Captain Janeway decides - in a conscious denial of the available facts - that in order to maintain the purpose of Voyager - the zietgiest - the reason for continuing, that the mission cannot change. In a consultation with her 'Number One' Commander Chakotay, Janeway says,

"The way I choose to look at it is this: if everything about us was duplicated, that includes our memory engrams, the emotional centres of our brains; so if you feel something, if you remember something, if you believe something...."

And Later to the crew:

"Duplicate or not I'm still the person I was yesterday; and so are all of you, and that means we're going to do everything we can to complete our mission, which is to reach earth."

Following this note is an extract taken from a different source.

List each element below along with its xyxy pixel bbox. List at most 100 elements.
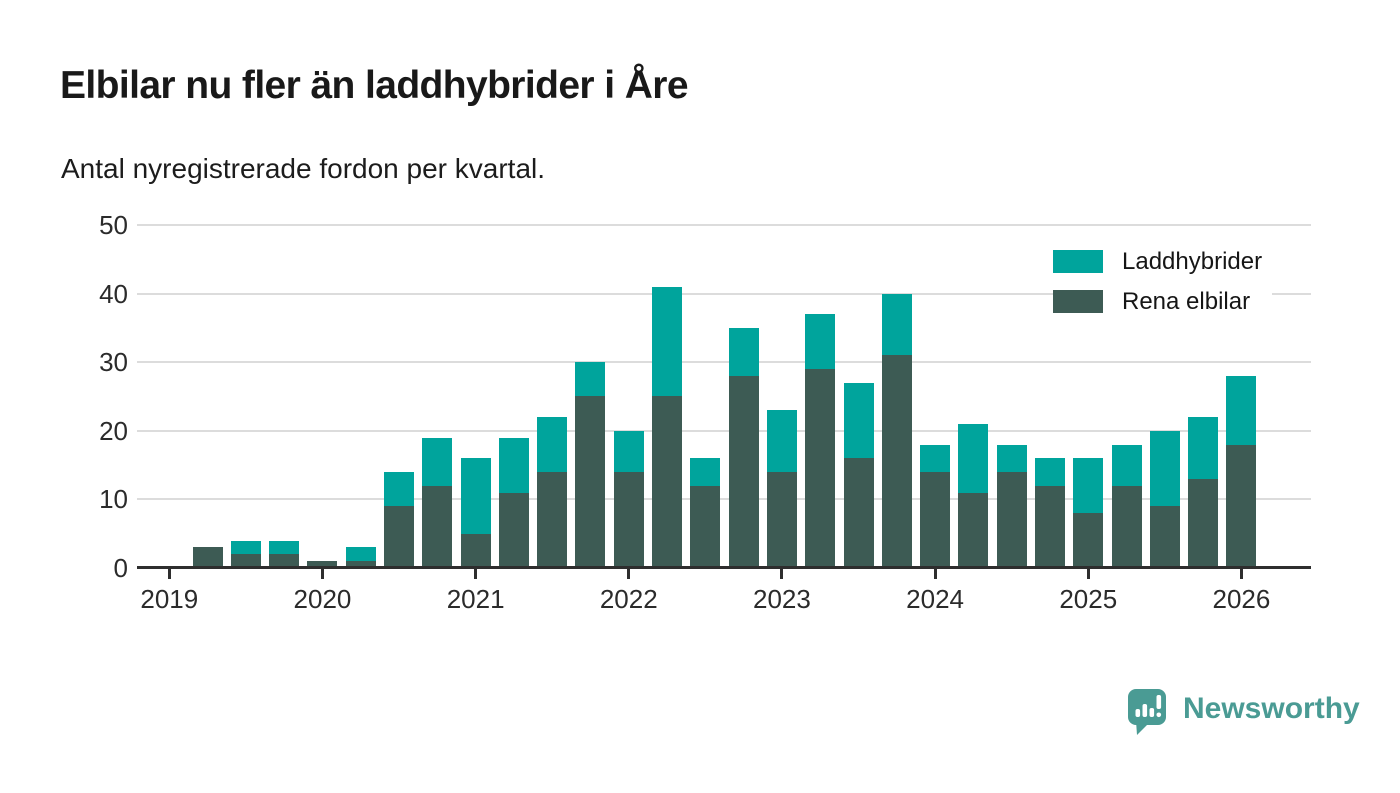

I don't know that the writers (Bryan Fuller and Nick Sagan), had this in mind when they wrote 'Coarse Oblivion, but I think the choice Janeway is faced with reflects the conumdrum America finds itself in today regarding the oil economy.

The present coarse is no coarse at all, but it seems at one point, it's the only one we've got. When Janeway finally does turn around, recognizing her folly, a nearby oasis turns into great disappointment - they are turned away by a belligerent alien space force. The scene spot-lights Voyagers weakness at a crucial time in a cruel universe.

Trapped in a neurotic psychosis for too long Voyager now has no way out. In a gallant run back to the Demon planet using their enhanced warp drive, Voyager disintegrates at high warp, disassembling in a liquid implosion.

(Boy now that I write it out, maybe Bryan Fuller and Nick Sagan did have that in mind when they were writing the episode.)